Leseprobe
      
 
Nach dem Kino Klimpern
aus

Als kleiner Junge durfte ich nicht immer zum Kino ins Starnitzer Schloss. Die Filme seinen für Kinder verboten, sagte Tante Grete. Ein paar mal bin ich aber doch dort zur Filmvorführung gewesen. Der „Kinofritze“ kam mit dem Film und einem Filmprojektor aus Rathsdamnitz. Meist wurde er von den Starnitzern geholt. Dann versammelten sich alle im großen Saal.
     An eine Filmszene kann ich mich noch gut erinnern. Es war ein Kriegsfilm. Die Handlungen spielten auf hoher See. Kriegsschiffe beschossen sich. Ein großes Schiff wurde versenkt, aber viele Matrosen konnten rechtzeitig in Rettungsboote springen. Sie ruderten zum feindlichen Schiff hinüber und baten um Aufnahme. Der Kapitän ließ keine Strickleiter hinunter, niemand durfte an Bord kommen. Die Matrosen trieben in ihren kleinen Rettungsbooten auf die offene See hinaus.
     Nach dem Kino ging es auf der dunklen Dorfstraße heim. Starnitz hatte damals noch keine Straßenlaternen. Zu Hause hatte meine Großmutter dann meist einen großen Topf Klimpern auf dem Herd, über den wir uns her machten. Manchmal standen die Klimpern auch schon in der großen weißen Porzellanterrine auf dem Tisch. Einen Teller Klimpern vor dem Schlafengehen, es gibt kein besseres Nachtmahl. Ich wurde stets ermahnt, nicht zu viel Zucker hinein zu streuen. Aber ohne Zucker waren sie ungenießbar.

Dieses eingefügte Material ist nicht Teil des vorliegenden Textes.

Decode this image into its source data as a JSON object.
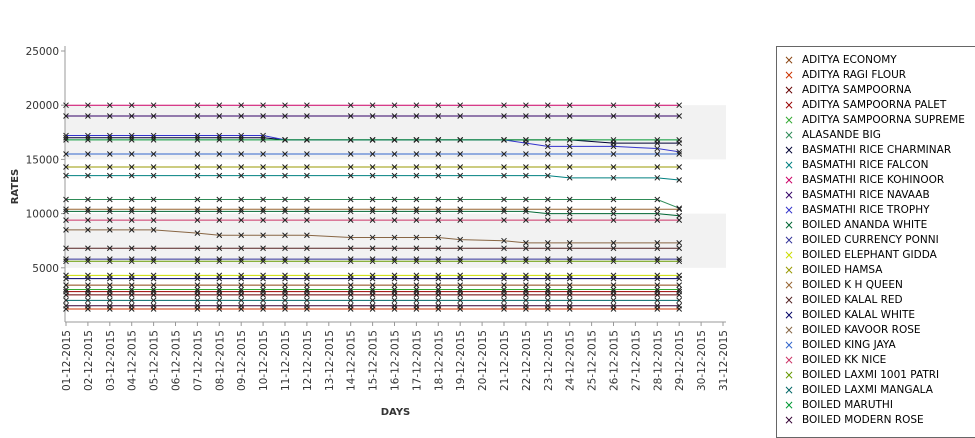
{
  "chart_data": {
    "type": "line",
    "xlabel": "DAYS",
    "ylabel": "RATES",
    "ylim": [
      0,
      25000
    ],
    "yticks": [
      5000,
      10000,
      15000,
      20000,
      25000
    ],
    "x_categories": [
      "01-12-2015",
      "02-12-2015",
      "03-12-2015",
      "04-12-2015",
      "05-12-2015",
      "06-12-2015",
      "07-12-2015",
      "08-12-2015",
      "09-12-2015",
      "10-12-2015",
      "11-12-2015",
      "12-12-2015",
      "13-12-2015",
      "14-12-2015",
      "15-12-2015",
      "16-12-2015",
      "17-12-2015",
      "18-12-2015",
      "19-12-2015",
      "20-12-2015",
      "21-12-2015",
      "22-12-2015",
      "23-12-2015",
      "24-12-2015",
      "25-12-2015",
      "26-12-2015",
      "27-12-2015",
      "28-12-2015",
      "29-12-2015",
      "30-12-2015",
      "31-12-2015"
    ],
    "data_days": [
      "01-12-2015",
      "02-12-2015",
      "03-12-2015",
      "04-12-2015",
      "05-12-2015",
      "07-12-2015",
      "08-12-2015",
      "09-12-2015",
      "10-12-2015",
      "11-12-2015",
      "12-12-2015",
      "14-12-2015",
      "15-12-2015",
      "16-12-2015",
      "17-12-2015",
      "18-12-2015",
      "19-12-2015",
      "21-12-2015",
      "22-12-2015",
      "23-12-2015",
      "24-12-2015",
      "26-12-2015",
      "28-12-2015",
      "29-12-2015"
    ],
    "grid": false,
    "legend_position": "right",
    "series": [
      {
        "name": "ADITYA ECONOMY",
        "color": "#8b4513",
        "values": [
          3400,
          3400,
          3400,
          3400,
          3400,
          3400,
          3400,
          3400,
          3400,
          3400,
          3400,
          3400,
          3400,
          3400,
          3400,
          3400,
          3400,
          3400,
          3400,
          3400,
          3400,
          3400,
          3400,
          3400
        ]
      },
      {
        "name": "ADITYA RAGI FLOUR",
        "color": "#cc3300",
        "values": [
          1200,
          1200,
          1200,
          1200,
          1200,
          1200,
          1200,
          1200,
          1200,
          1200,
          1200,
          1200,
          1200,
          1200,
          1200,
          1200,
          1200,
          1200,
          1200,
          1200,
          1200,
          1200,
          1200,
          1200
        ]
      },
      {
        "name": "ADITYA SAMPOORNA",
        "color": "#660000",
        "values": [
          2500,
          2500,
          2500,
          2500,
          2500,
          2500,
          2500,
          2500,
          2500,
          2500,
          2500,
          2500,
          2500,
          2500,
          2500,
          2500,
          2500,
          2500,
          2500,
          2500,
          2500,
          2500,
          2500,
          2500
        ]
      },
      {
        "name": "ADITYA SAMPOORNA PALET",
        "color": "#990000",
        "values": [
          2800,
          2800,
          2800,
          2800,
          2800,
          2800,
          2800,
          2800,
          2800,
          2800,
          2800,
          2800,
          2800,
          2800,
          2800,
          2800,
          2800,
          2800,
          2800,
          2800,
          2800,
          2800,
          2800,
          2800
        ]
      },
      {
        "name": "ADITYA SAMPOORNA SUPREME",
        "color": "#33aa33",
        "values": [
          3000,
          3000,
          3000,
          3000,
          3000,
          3000,
          3000,
          3000,
          3000,
          3000,
          3000,
          3000,
          3000,
          3000,
          3000,
          3000,
          3000,
          3000,
          3000,
          3000,
          3000,
          3000,
          3000,
          3000
        ]
      },
      {
        "name": "ALASANDE BIG",
        "color": "#2e8b57",
        "values": [
          11300,
          11300,
          11300,
          11300,
          11300,
          11300,
          11300,
          11300,
          11300,
          11300,
          11300,
          11300,
          11300,
          11300,
          11300,
          11300,
          11300,
          11300,
          11300,
          11300,
          11300,
          11300,
          11300,
          10500
        ]
      },
      {
        "name": "BASMATHI RICE CHARMINAR",
        "color": "#000033",
        "values": [
          17000,
          17000,
          17000,
          17000,
          17000,
          17000,
          17000,
          17000,
          17000,
          16800,
          16800,
          16800,
          16800,
          16800,
          16800,
          16800,
          16800,
          16800,
          16800,
          16800,
          16800,
          16500,
          16500,
          16500
        ]
      },
      {
        "name": "BASMATHI RICE FALCON",
        "color": "#008080",
        "values": [
          13500,
          13500,
          13500,
          13500,
          13500,
          13500,
          13500,
          13500,
          13500,
          13500,
          13500,
          13500,
          13500,
          13500,
          13500,
          13500,
          13500,
          13500,
          13500,
          13500,
          13300,
          13300,
          13300,
          13100
        ]
      },
      {
        "name": "BASMATHI RICE KOHINOOR",
        "color": "#cc0066",
        "values": [
          20000,
          20000,
          20000,
          20000,
          20000,
          20000,
          20000,
          20000,
          20000,
          20000,
          20000,
          20000,
          20000,
          20000,
          20000,
          20000,
          20000,
          20000,
          20000,
          20000,
          20000,
          20000,
          20000,
          20000
        ]
      },
      {
        "name": "BASMATHI RICE NAVAAB",
        "color": "#330066",
        "values": [
          19000,
          19000,
          19000,
          19000,
          19000,
          19000,
          19000,
          19000,
          19000,
          19000,
          19000,
          19000,
          19000,
          19000,
          19000,
          19000,
          19000,
          19000,
          19000,
          19000,
          19000,
          19000,
          19000,
          19000
        ]
      },
      {
        "name": "BASMATHI RICE TROPHY",
        "color": "#3333cc",
        "values": [
          17200,
          17200,
          17200,
          17200,
          17200,
          17200,
          17200,
          17200,
          17200,
          16800,
          16800,
          16800,
          16800,
          16800,
          16800,
          16800,
          16800,
          16800,
          16500,
          16200,
          16200,
          16200,
          16000,
          15700
        ]
      },
      {
        "name": "BOILED ANANDA WHITE",
        "color": "#006633",
        "values": [
          10200,
          10200,
          10200,
          10200,
          10200,
          10200,
          10200,
          10200,
          10200,
          10200,
          10200,
          10200,
          10200,
          10200,
          10200,
          10200,
          10200,
          10200,
          10200,
          10000,
          10000,
          10000,
          10000,
          9800
        ]
      },
      {
        "name": "BOILED CURRENCY PONNI",
        "color": "#333399",
        "values": [
          5800,
          5800,
          5800,
          5800,
          5800,
          5800,
          5800,
          5800,
          5800,
          5800,
          5800,
          5800,
          5800,
          5800,
          5800,
          5800,
          5800,
          5800,
          5800,
          5800,
          5800,
          5800,
          5800,
          5800
        ]
      },
      {
        "name": "BOILED ELEPHANT GIDDA",
        "color": "#ccdd00",
        "values": [
          4300,
          4300,
          4300,
          4300,
          4300,
          4300,
          4300,
          4300,
          4300,
          4300,
          4300,
          4300,
          4300,
          4300,
          4300,
          4300,
          4300,
          4300,
          4300,
          4300,
          4300,
          4300,
          4300,
          4300
        ]
      },
      {
        "name": "BOILED HAMSA",
        "color": "#999900",
        "values": [
          14300,
          14300,
          14300,
          14300,
          14300,
          14300,
          14300,
          14300,
          14300,
          14300,
          14300,
          14300,
          14300,
          14300,
          14300,
          14300,
          14300,
          14300,
          14300,
          14300,
          14300,
          14300,
          14300,
          14300
        ]
      },
      {
        "name": "BOILED K H QUEEN",
        "color": "#996633",
        "values": [
          10400,
          10400,
          10400,
          10400,
          10400,
          10400,
          10400,
          10400,
          10400,
          10400,
          10400,
          10400,
          10400,
          10400,
          10400,
          10400,
          10400,
          10400,
          10400,
          10400,
          10400,
          10400,
          10400,
          10400
        ]
      },
      {
        "name": "BOILED KALAL RED",
        "color": "#552222",
        "values": [
          6800,
          6800,
          6800,
          6800,
          6800,
          6800,
          6800,
          6800,
          6800,
          6800,
          6800,
          6800,
          6800,
          6800,
          6800,
          6800,
          6800,
          6800,
          6800,
          6800,
          6800,
          6800,
          6800,
          6800
        ]
      },
      {
        "name": "BOILED KALAL WHITE",
        "color": "#000066",
        "values": [
          4000,
          4000,
          4000,
          4000,
          4000,
          4000,
          4000,
          4000,
          4000,
          4000,
          4000,
          4000,
          4000,
          4000,
          4000,
          4000,
          4000,
          4000,
          4000,
          4000,
          4000,
          4000,
          4000,
          4000
        ]
      },
      {
        "name": "BOILED KAVOOR ROSE",
        "color": "#886644",
        "values": [
          8500,
          8500,
          8500,
          8500,
          8500,
          8200,
          8000,
          8000,
          8000,
          8000,
          8000,
          7800,
          7800,
          7800,
          7800,
          7800,
          7600,
          7500,
          7300,
          7300,
          7300,
          7300,
          7300,
          7300
        ]
      },
      {
        "name": "BOILED KING JAYA",
        "color": "#3366cc",
        "values": [
          15500,
          15500,
          15500,
          15500,
          15500,
          15500,
          15500,
          15500,
          15500,
          15500,
          15500,
          15500,
          15500,
          15500,
          15500,
          15500,
          15500,
          15500,
          15500,
          15500,
          15500,
          15500,
          15500,
          15500
        ]
      },
      {
        "name": "BOILED KK NICE",
        "color": "#cc3366",
        "values": [
          9400,
          9400,
          9400,
          9400,
          9400,
          9400,
          9400,
          9400,
          9400,
          9400,
          9400,
          9400,
          9400,
          9400,
          9400,
          9400,
          9400,
          9400,
          9400,
          9400,
          9400,
          9400,
          9400,
          9400
        ]
      },
      {
        "name": "BOILED LAXMI 1001 PATRI",
        "color": "#669900",
        "values": [
          5600,
          5600,
          5600,
          5600,
          5600,
          5600,
          5600,
          5600,
          5600,
          5600,
          5600,
          5600,
          5600,
          5600,
          5600,
          5600,
          5600,
          5600,
          5600,
          5600,
          5600,
          5600,
          5600,
          5600
        ]
      },
      {
        "name": "BOILED LAXMI MANGALA",
        "color": "#006666",
        "values": [
          2000,
          2000,
          2000,
          2000,
          2000,
          2000,
          2000,
          2000,
          2000,
          2000,
          2000,
          2000,
          2000,
          2000,
          2000,
          2000,
          2000,
          2000,
          2000,
          2000,
          2000,
          2000,
          2000,
          2000
        ]
      },
      {
        "name": "BOILED MARUTHI",
        "color": "#009933",
        "values": [
          16800,
          16800,
          16800,
          16800,
          16800,
          16800,
          16800,
          16800,
          16800,
          16800,
          16800,
          16800,
          16800,
          16800,
          16800,
          16800,
          16800,
          16800,
          16800,
          16800,
          16800,
          16800,
          16800,
          16800
        ]
      },
      {
        "name": "BOILED MODERN ROSE",
        "color": "#330033",
        "values": [
          1500,
          1500,
          1500,
          1500,
          1500,
          1500,
          1500,
          1500,
          1500,
          1500,
          1500,
          1500,
          1500,
          1500,
          1500,
          1500,
          1500,
          1500,
          1500,
          1500,
          1500,
          1500,
          1500,
          1500
        ]
      }
    ]
  }
}
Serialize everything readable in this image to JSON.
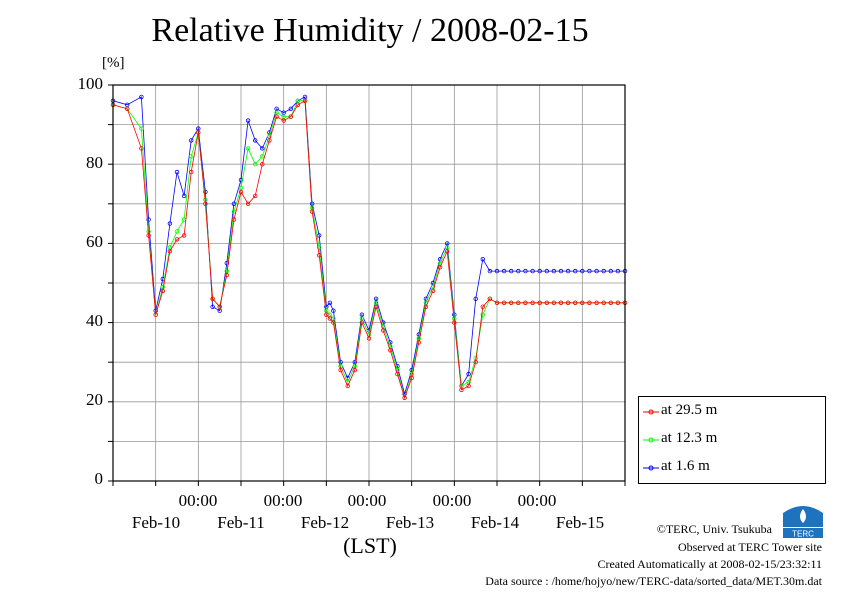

Das Klimpern-Rezept meiner Großmutter

— Mehl mit einer Prise Salz und ein wenig Wasser mischen bis es krümelig wird.
— Milch aufkochen und bei ständigem Rühren die Krümel nacheinander einstreuen. Die Milch kurz aufkochen lassen.
— In Teller portionieren und mit Zucker süßen.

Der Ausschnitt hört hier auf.